What time is Lula supposed to arrive? I asked the creole woman, who I now saw was rather sexy, well put together, and she said she didn’t know, she’d been there since five and the crowd just kept growing — she was talking and I couldn’t respond with more than an ah…the thing was that I’d never banged a creole and I thought the time had come. I noticed it was already a different voice speaking from the platform, but I couldn’t hear anything the guy was saying because the crowd was shouting campaign slogans, a group was passing by singing a Carnival marching tune with the lyrics all changed to other words that I couldn’t understand amid the ruckus, and the creole woman was right there in front of me, her plump mouth wouldn’t stop moving — commenting on the rally I guess — wearing a low-cut blouse so I could almost see her entire breasts, heaving, sweaty, and excited to tell me everything about the rally.
It’s so damn hot, I said, why don’t we go have a beer while we wait for Lula?

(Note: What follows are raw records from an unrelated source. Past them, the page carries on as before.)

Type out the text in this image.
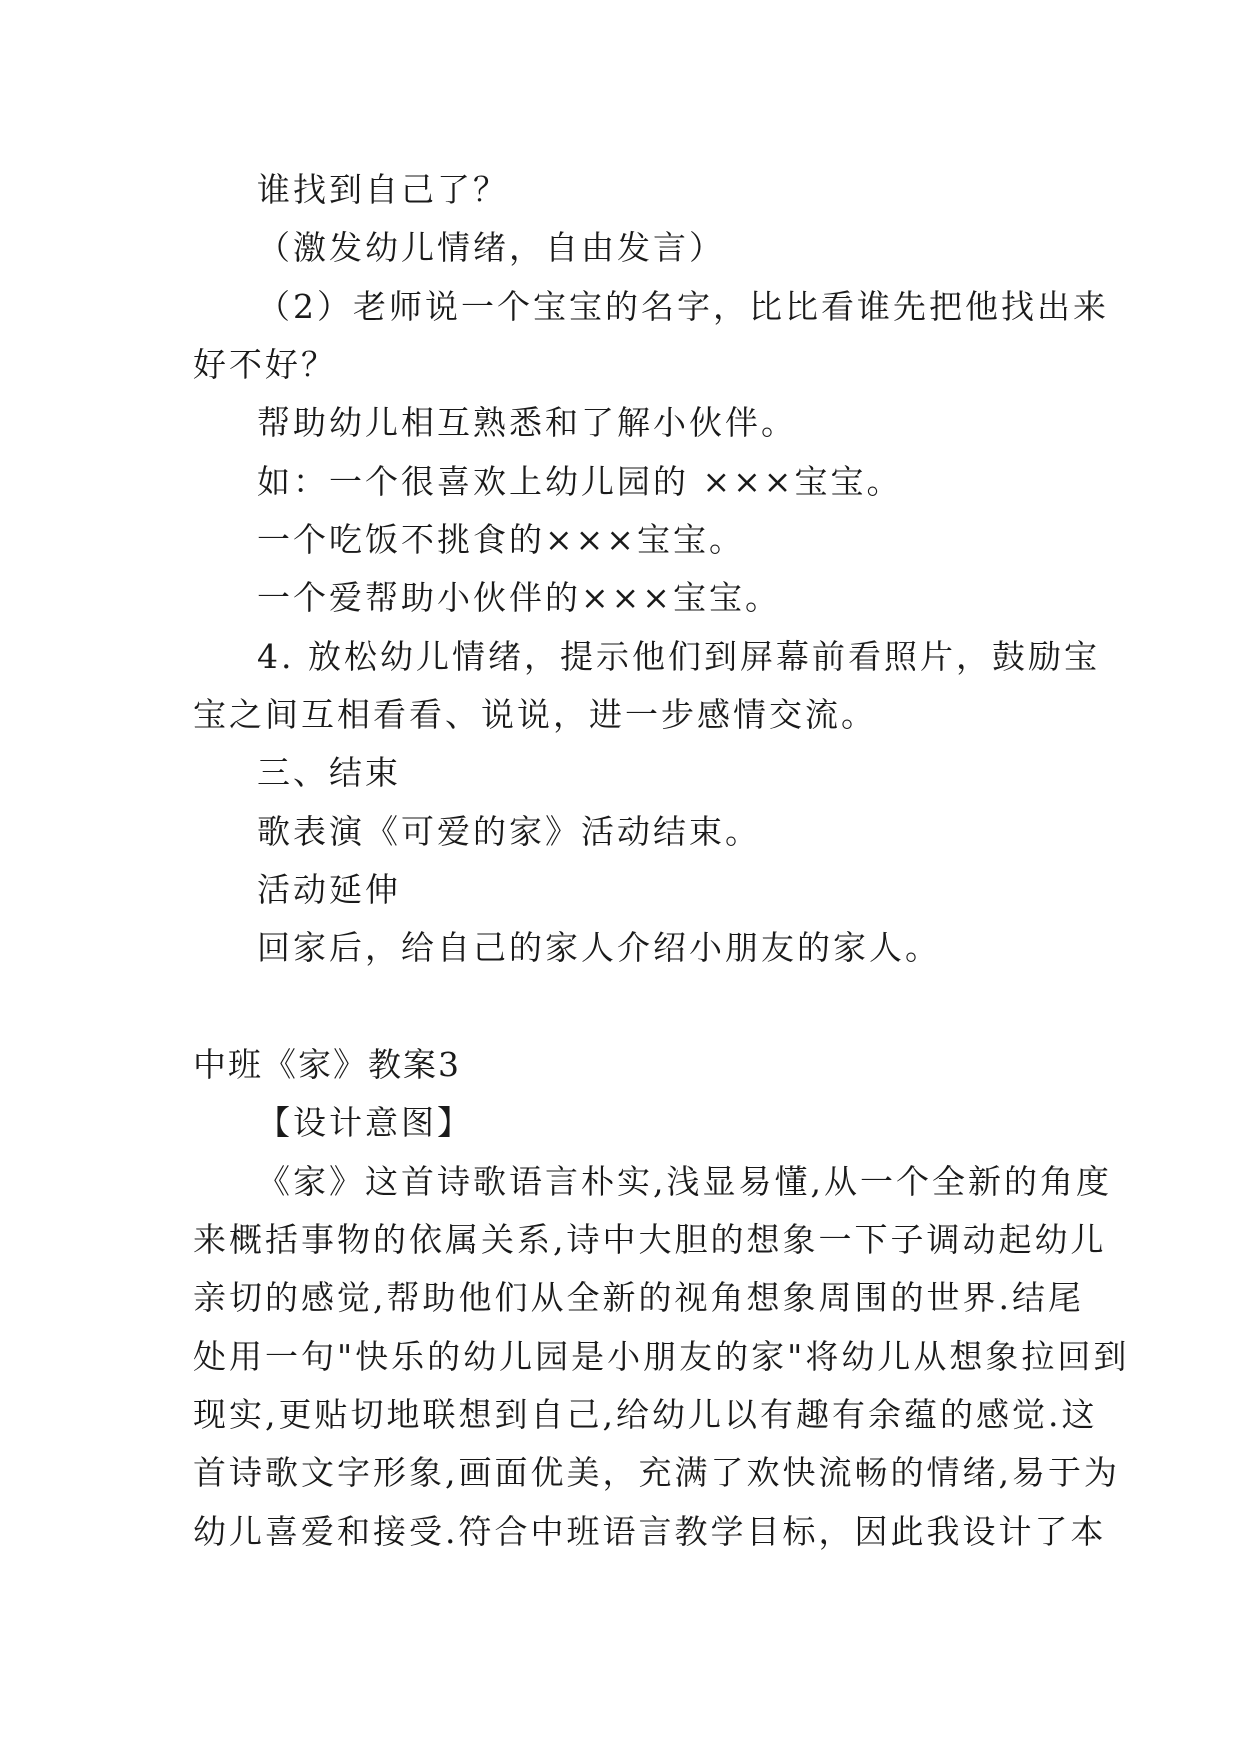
谁找到自己了？
（激发幼儿情绪，自由发言）
（2）老师说一个宝宝的名字，比比看谁先把他找出来
好不好？
帮助幼儿相互熟悉和了解小伙伴。
如：一个很喜欢上幼儿园的 ×××宝宝。
一个吃饭不挑食的×××宝宝。
一个爱帮助小伙伴的×××宝宝。
4. 放松幼儿情绪，提示他们到屏幕前看照片，鼓励宝
宝之间互相看看、说说，进一步感情交流。
三、结束
歌表演《可爱的家》活动结束。
活动延伸
回家后，给自己的家人介绍小朋友的家人。
中班《家》教案3
【设计意图】
《家》这首诗歌语言朴实,浅显易懂,从一个全新的角度
来概括事物的依属关系,诗中大胆的想象一下子调动起幼儿
亲切的感觉,帮助他们从全新的视角想象周围的世界.结尾
处用一句"快乐的幼儿园是小朋友的家"将幼儿从想象拉回到
现实,更贴切地联想到自己,给幼儿以有趣有余蕴的感觉.这
首诗歌文字形象,画面优美，充满了欢快流畅的情绪,易于为
幼儿喜爱和接受.符合中班语言教学目标，因此我设计了本
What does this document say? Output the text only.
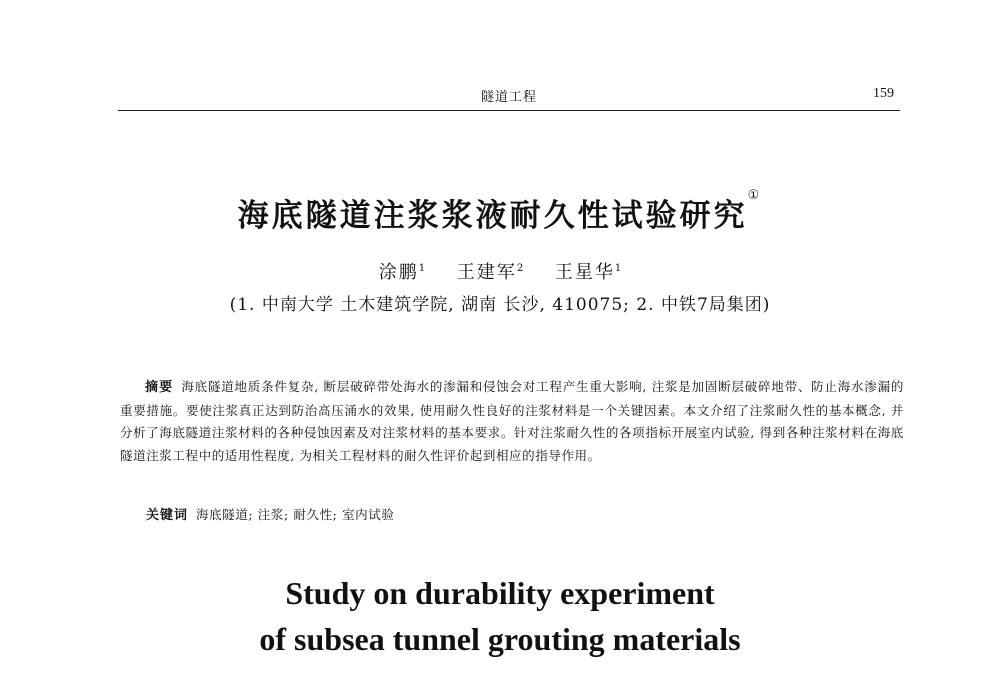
隧道工程	159
海底隧道注浆浆液耐久性试验研究①
涂鹏$^1$ 王建军$^2$ 王星华$^1$
(1. 中南大学 土木建筑学院, 湖南 长沙, 410075; 2. 中铁7局集团)
摘要 海底隧道地质条件复杂, 断层破碎带处海水的渗漏和侵蚀会对工程产生重大影响, 注浆是加固断层破碎地带、防止海水渗漏的重要措施。要使注浆真正达到防治高压涌水的效果, 使用耐久性良好的注浆材料是一个关键因素。本文介绍了注浆耐久性的基本概念, 并分析了海底隧道注浆材料的各种侵蚀因素及对注浆材料的基本要求。针对注浆耐久性的各项指标开展室内试验, 得到各种注浆材料在海底隧道注浆工程中的适用性程度, 为相关工程材料的耐久性评价起到相应的指导作用。
关键词 海底隧道; 注浆; 耐久性; 室内试验
Study on durability experiment
of subsea tunnel grouting materials
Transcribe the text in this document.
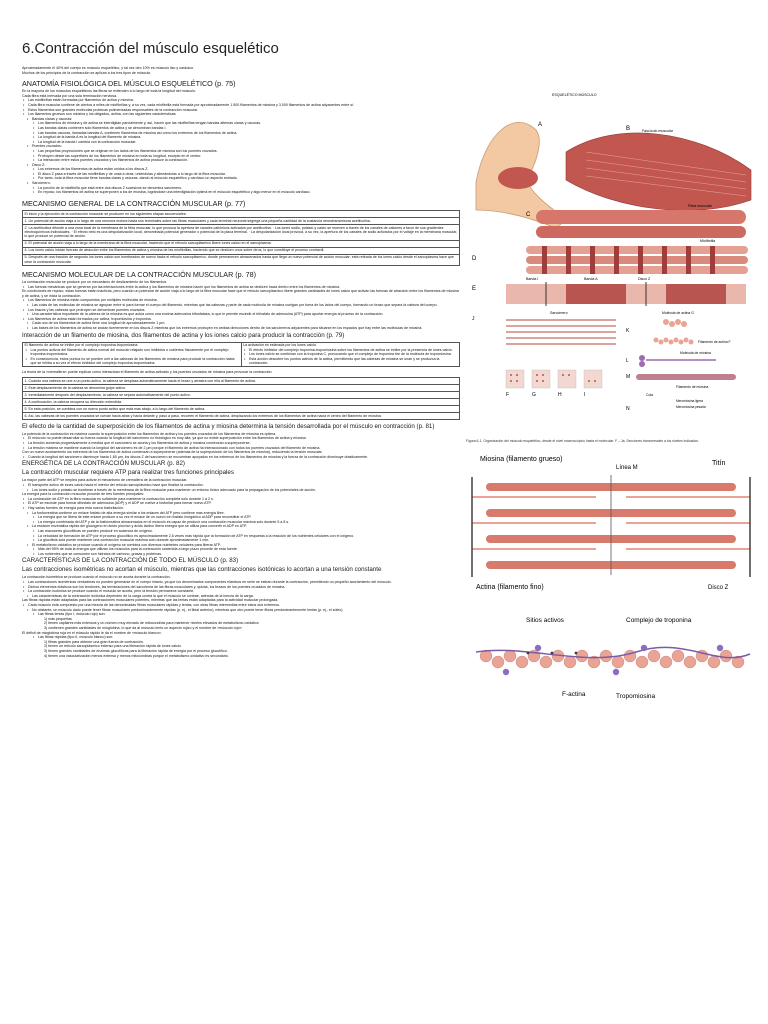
6.Contracción del músculo esquelético

Aproximadamente el 40% del cuerpo es músculo esquelético, y tal vez otro 10% es músculo liso y cardíaco.

Muchos de los principios de la contracción se aplican a los tres tipos de músculo.

ANATOMÍA FISIOLÓGICA DEL MÚSCULO ESQUELÉTICO (p. 75)

En la mayoría de los músculos esqueléticos las fibras se extienden a lo largo de toda la longitud del músculo.

Cada fibra está inervada por una sola terminación nerviosa.

• Las miofibrillas están formadas por filamentos de actina y miosina.
• Cada fibra muscular contiene de cientos a miles de miofibrillas y, a su vez, cada miofibrilla está formada por aproximadamente 1.500 filamentos de miosina y 3.000 filamentos de actina adyacentes entre sí.
• Estos filamentos son grandes moléculas proteicas polimerizadas responsables de la contracción muscular.
• Los filamentos gruesos son miosina y los delgados, actina, con las siguientes características:
• Bandas claras y oscuras:
• Los filamentos de miosina y de actina se interdigitan parcialmente y, así, hacen que las miofibrillas tengan bandas alternas claras y oscuras.
• Las bandas claras contienen solo filamentos de actina y se denominan bandas I.
• Las bandas oscuras, llamadas bandas A, contienen filamentos de miosina así como los extremos de los filamentos de actina.
• La longitud de la banda A es la longitud del filamento de miosina.
• La longitud de la banda I cambia con la contracción muscular.
• Puentes cruzados:
• Las pequeñas proyecciones que se originan en los lados de los filamentos de miosina son los puentes cruzados.
• Protruyen desde las superficies de los filamentos de miosina en toda su longitud, excepto en el centro.
• La interacción entre estos puentes cruzados y los filamentos de actina produce la contracción.
• Disco Z:
• Los extremos de los filamentos de actina están unidos a los discos Z.
• El disco Z pasa a través de las miofibrillas y de unas a otras, uniéndolas y alineándolas a lo largo de la fibra muscular.
• Por tanto, toda la fibra muscular tiene bandas claras y oscuras, dando al músculo esquelético y cardíaco un aspecto estriado.
• Sarcómero:
• La porción de la miofibrilla que está entre dos discos Z sucesivos se denomina sarcómero.
• En reposo, los filamentos de actina se superponen a los de miosina, lográndose una interdigitación óptima en el músculo esquelético y algo menor en el músculo cardíaco.
MECANISMO GENERAL DE LA CONTRACCIÓN MUSCULAR (p. 77)
El inicio y la ejecución de la contracción muscular se producen en los siguientes etapas secuenciales:
1. Un potencial de acción viaja a lo largo de una neurona motora hasta sus terminales sobre las fibras musculares y cada terminal neuronal segrega una pequeña cantidad de la sustancia neurotransmisora acetilcolina.
2. La acetilcolina difunde a una zona local de la membrana de la fibra muscular, lo que provoca la apertura de canales catiónicos activados por acetilcolina. · Los iones sodio, potasio y calcio se mueven a través de los canales de cationes a favor de sus gradientes electroquímicos individuales. · El efecto neto es una despolarización local, denominada potencial generador o potencial de la placa terminal. · La despolarización local provoca, a su vez, la apertura de los canales de sodio activados por el voltaje en la membrana muscular, lo que produce un potencial de acción.
3. El potencial de acción viaja a lo largo de la membrana de la fibra muscular, haciendo que el retículo sarcoplásmico libere iones calcio en el sarcoplasma.
4. Los iones calcio inician fuerzas de atracción entre los filamentos de actina y miosina de las miofibrillas, haciendo que se deslicen unos sobre otros, lo que constituye el proceso contráctil.
5. Después de una fracción de segundo los iones calcio son bombeados de nuevo hacia el retículo sarcoplásmico, donde permanecen almacenados hasta que llega un nuevo potencial de acción muscular; esta retirada de los iones calcio desde el sarcoplasma hace que cese la contracción muscular.
MECANISMO MOLECULAR DE LA CONTRACCIÓN MUSCULAR (p. 78)

La contracción muscular se produce por un mecanismo de deslizamiento de los filamentos.

• Las fuerzas mecánicas que se generan por las interacciones entre la actina y los filamentos de miosina hacen que los filamentos de actina se deslicen hacia dentro entre los filamentos de miosina.

En condiciones de reposo, estas fuerzas están inactivas, pero cuando un potencial de acción viaja a lo largo de la fibra muscular hace que el retículo sarcoplásmico libere grandes cantidades de iones calcio que activan las fuerzas de atracción entre los filamentos de miosina y de actina, y se inicia la contracción.

• Los filamentos de miosina están compuestos por múltiples moléculas de miosina.
• Las colas de las moléculas de miosina se agrupan entre sí para formar el cuerpo del filamento, mientras que las cabezas y parte de cada molécula de miosina cuelgan por fuera de los lados del cuerpo, formando un brazo que separa la cabeza del cuerpo.
• Los brazos y las cabezas que protruyen se denominan puentes cruzados.
• Una característica importante de la cabeza de la miosina es que actúa como una enzima adenosina trifosfatasa, lo que le permite escindir el trifosfato de adenosina (ATP) para aportar energía al proceso de la contracción.
• Los filamentos de actina están formados por actina, tropomiosina y troponina.
• Cada uno de los filamentos de actina tiene una longitud de aproximadamente 1 µm.
• Las bases de los filamentos de actina se anclan fuertemente en los discos Z mientras que los extremos protruyen en ambas direcciones dentro de los sarcómeros adyacentes para situarse en los espacios que hay entre las moléculas de miosina.
Interacción de un filamento de miosina, dos filamentos de actina y los iones calcio para producir la contracción (p. 79)
El filamento de actina se inhibe por el complejo troponina-tropomiosina.
• Los puntos activos del filamento de actina normal del músculo relajado son inhibidos o cubiertos físicamente por el complejo troponina-tropomiosina.
• En consecuencia, estos puntos no se pueden unir a las cabezas de los filamentos de miosina para producir la contracción hasta que se inhiba a su vez el efecto inhibidor del complejo troponina-tropomiosina.

La activación es estimada por los iones calcio.
• El efecto inhibidor del complejo troponina-tropomiosina sobre los filamentos de actina se inhibe por la presencia de iones calcio.
• Los iones calcio se combinan con la troponina C, provocando que el complejo de troponina tire de la molécula de tropomiosina.
• Esta acción descubre los puntos activos de la actina, permitiendo que las cabezas de miosina se unan y se produzca la contracción.

La teoría de la «cremallera» puede explicar cómo interactúan el filamento de actina activado y los puentes cruzados de miosina para provocar la contracción.

1. Cuando una cabeza se une a un punto activo, la cabeza se desplaza automáticamente hacia el brazo y arrastra con ella al filamento de actina.
2. Este desplazamiento de la cabeza se denomina golpe activo.
3. Inmediatamente después del desplazamiento, la cabeza se separa automáticamente del punto activo.
4. A continuación, la cabeza recupera su dirección extendida.
5. En esta posición, se combina con un nuevo punto activo que está más abajo, a lo largo del filamento de actina.
6. Así, las cabezas de los puentes cruzados se curvan hacia atrás y hacia delante y, paso a paso, recorren el filamento de actina, desplazando los extremos de los filamentos de actina hacia el centro del filamento de miosina.
El efecto de la cantidad de superposición de los filamentos de actina y miosina determina la tensión desarrollada por el músculo en contracción (p. 81)

La potencia de la contracción es máxima cuando la superposición entre los filamentos de actina y los puentes cruzados de los filamentos de miosina es óptima.

• El músculo no puede desarrollar su fuerza cuando la longitud del sarcómero no fisiológico es muy alta, ya que no existe superposición entre los filamentos de actina y miosina.
• La tensión aumenta progresivamente a medida que el sarcómero se acorta y los filamentos de actina y miosina comienzan a superponerse.
• La tensión máxima se mantiene cuando la longitud del sarcómero es de 2 µm porque el filamento de actina ha interaccionado con todos los puentes cruzados del filamento de miosina.

Con un nuevo acortamiento los extremos de los filamentos de actina comienzan a superponerse (además de la superposición de los filamentos de miosina), reduciendo la tensión muscular.

• Cuando la longitud del sarcómero disminuye hasta 1,65 µm, los discos Z del sarcómero se encuentran apoyados en los extremos de los filamentos de miosina y la fuerza de la contracción disminuye drásticamente.
ENERGÉTICA DE LA CONTRACCIÓN MUSCULAR (p. 82)
La contracción muscular requiere ATP para realizar tres funciones principales

La mayor parte del ATP se emplea para activar el mecanismo de cremallera de la contracción muscular.

• El transporte activo de iones calcio hacia el interior del retículo sarcoplásmico hace que finalice la contracción.
• Los iones sodio y potasio se bombean a través de la membrana de la fibra muscular para mantener un entorno iónico adecuado para la propagación de los potenciales de acción.

La energía para la contracción muscular procede de tres fuentes principales:

• La contracción de ATP en la fibra muscular es suficiente para mantener la contracción completa solo durante 1 a 2 s.
• El ATP se escinde para formar difosfato de adenosina (ADP) y el ADP se vuelve a fosforilar para formar nuevo ATP.
• Hay varias fuentes de energía para esta nueva fosforilación.
• La fosfocreatina contiene un enlace fosfato de alta energía similar a los enlaces del ATP pero contiene más energía libre.
• La energía que se libera de este enlace produce a su vez el enlace de un nuevo ion fosfato inorgánico al ADP para reconstituir el ATP.
• La energía combinada del ATP y de la fosfocreatina almacenados en el músculo es capaz de producir una contracción muscular máxima solo durante 5 a 8 s.
• La escisión enzimática rápida del glucógeno en ácido pirúvico y ácido láctico libera energía que se utiliza para convertir el ADP en ATP.
• Las reacciones glucolíticas se pueden producir en ausencia de oxígeno.
• La velocidad de formación de ATP por el proceso glucolítico es aproximadamente 2,5 veces más rápida que la formación de ATP en respuesta a la reacción de los nutrientes celulares con el oxígeno.
• La glucólisis sola puede mantener una contracción muscular máxima solo durante aproximadamente 1 min.
• El metabolismo oxidativo se produce cuando el oxígeno se combina con diversos nutrientes celulares para liberar ATP.
• Más del 95% de toda la energía que utilizan los músculos para la contracción sostenida a largo plazo procede de esta fuente.
• Los nutrientes que se consumen son hidratos de carbono, grasas y proteínas.
CARACTERÍSTICAS DE LA CONTRACCIÓN DE TODO EL MÚSCULO (p. 83)
Las contracciones isométricas no acortan el músculo, mientras que las contracciones isotónicas lo acortan a una tensión constante

La contracción isométrica se produce cuando el músculo no se acorta durante la contracción.

• Las contracciones isométricas verdaderas no pueden generarse en el cuerpo intacto, ya que los denominados componentes elásticos en serie se estiran durante la contracción, permitiendo un pequeño acortamiento del músculo.
• Dichos elementos elásticos son los tendones, las terminaciones del sarcolema de las fibras musculares y, quizás, los brazos de los puentes cruzados de miosina.
• La contracción isotónica se produce cuando el músculo se acorta, pero la tensión permanece constante.
• Las características de la contracción isotónica dependen de la carga contra la que el músculo se contrae, además de la inercia de la carga.

Las fibras rápidas están adaptadas para las contracciones musculares potentes, mientras que las lentas están adaptadas para la actividad muscular prolongada.

• Cada músculo está compuesto por una mezcla de las denominadas fibras musculares rápidas y lentas, con otras fibras intermedias entre estos dos extremos.
• No obstante, un músculo dado puede tener fibras musculares predominantemente rápidas (p. ej., el tibial anterior), mientras que otro puede tener fibras predominantemente lentas (p. ej., el sóleo).
• Las fibras lentas (tipo I, músculo rojo) son:
1) más pequeñas
2) tienen capilares más extensos y un número muy elevado de mitocondrias para mantener niveles elevados de metabolismo oxidativo
3) contienen grandes cantidades de mioglobina, lo que da al músculo lento un aspecto rojizo y el nombre de «músculo rojo».

El déficit de mioglobina roja en el músculo rápido le da el nombre de «músculo blanco».

• Las fibras rápidas (tipo II, músculo blanco) son:
1) fibras grandes para obtener una gran fuerza de contracción.
2) tienen un retículo sarcoplásmico extenso para una liberación rápida de iones calcio.
3) tienen grandes cantidades de enzimas glucolíticas para la liberación rápida de energía por el proceso glucolítico.
4) tienen una vascularización menos extensa y menos mitocondrias porque el metabolismo oxidativo es secundario.
ESQUELÉTICO MÚSCULO
A
B	Fascículo muscular
C
Fibra muscular
D
Miofibrilla
E
Banda A
Banda I	Disco Z
Sarcómero	Molécula de actina G
Filamento de actina F
Molécula de miosina
Filamento de miosina
Cola
Meromiosina ligera
Meromiosina pesada
F	G	H	I
J
K
L
M
N
Figura 6-1. Organización del músculo esquelético, desde el nivel macroscópico hasta el molecular. F – Ja. Secciones transversales a los niveles indicados.
Miosina (filamento grueso)
Línea M
Titín
Actina (filamento fino)	Disco Z

Sitios activos	Complejo de troponina
F-actina	Tropomiosina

We went down Rua da Praia, the sounds of a drum circle on the corner of Uruguai mixing with the sound of beer cans rolling along the ground, kicked along consciously or not. Later, a man brandishing a Bible with a black cover fumed to anyone who’d listen that this cannot be, this cannot be. A street kid was fooling around, mimicking the man, pretending to stab him with something when his back was turned, and the crowd laughed, laughed at the kid, only I couldn’t laugh, because the boy was the spitting image of me as a child, it was just a question of glancing at the portrait I carried in my wallet, from when I was eight, nine years old max, with a Grêmio club T-shirt, the one taken by my father in Parque da Redenção: look at this, I showed the photo to the creole woman — what’s your name again? I remembered to ask, Naíra, she replied, Naíra, I repeated, look, this kid in the photo is me, and I ask you, the boy who was just here trying to fuck with the guy with the Bible in his hand, that boy has the same face as mine in this photo, right? Who is he? Naíra asks. I’m going to go find out, I reply. Naíra says she never saw a resemblance like that, even in twins, so then I go brandishing the photo until I find the boy, still entertaining himself with the man with the Bible in his hand, and when the boy sees me he takes off running, clearly afraid that I’m a cop, and the man with the Bible in his hand comes over and puts his face into mine and in his thick rasp says, if we’re going crazy it’s because God is making us crazy, if we return to sanity it’s for the rest of you, Corinthians — and then he pointed to my chest, saying that those were the words of Saint Paul, the words of Saint Paul, I repeated, and suddenly he reminded me of a priest from back at the church in Glória who used to talk to me when I was more or less the age of the boy in the photo — he told me about the letters of Saint Paul to the Corinthans, Corinthians, Corinthonians, whatever, that priest would say: the purest poetry you could ever want to read, when you’re bigger you’ll see…and I turned to Naíra, half-stunned, and embraced her madly, and thus entwined we kept on walking.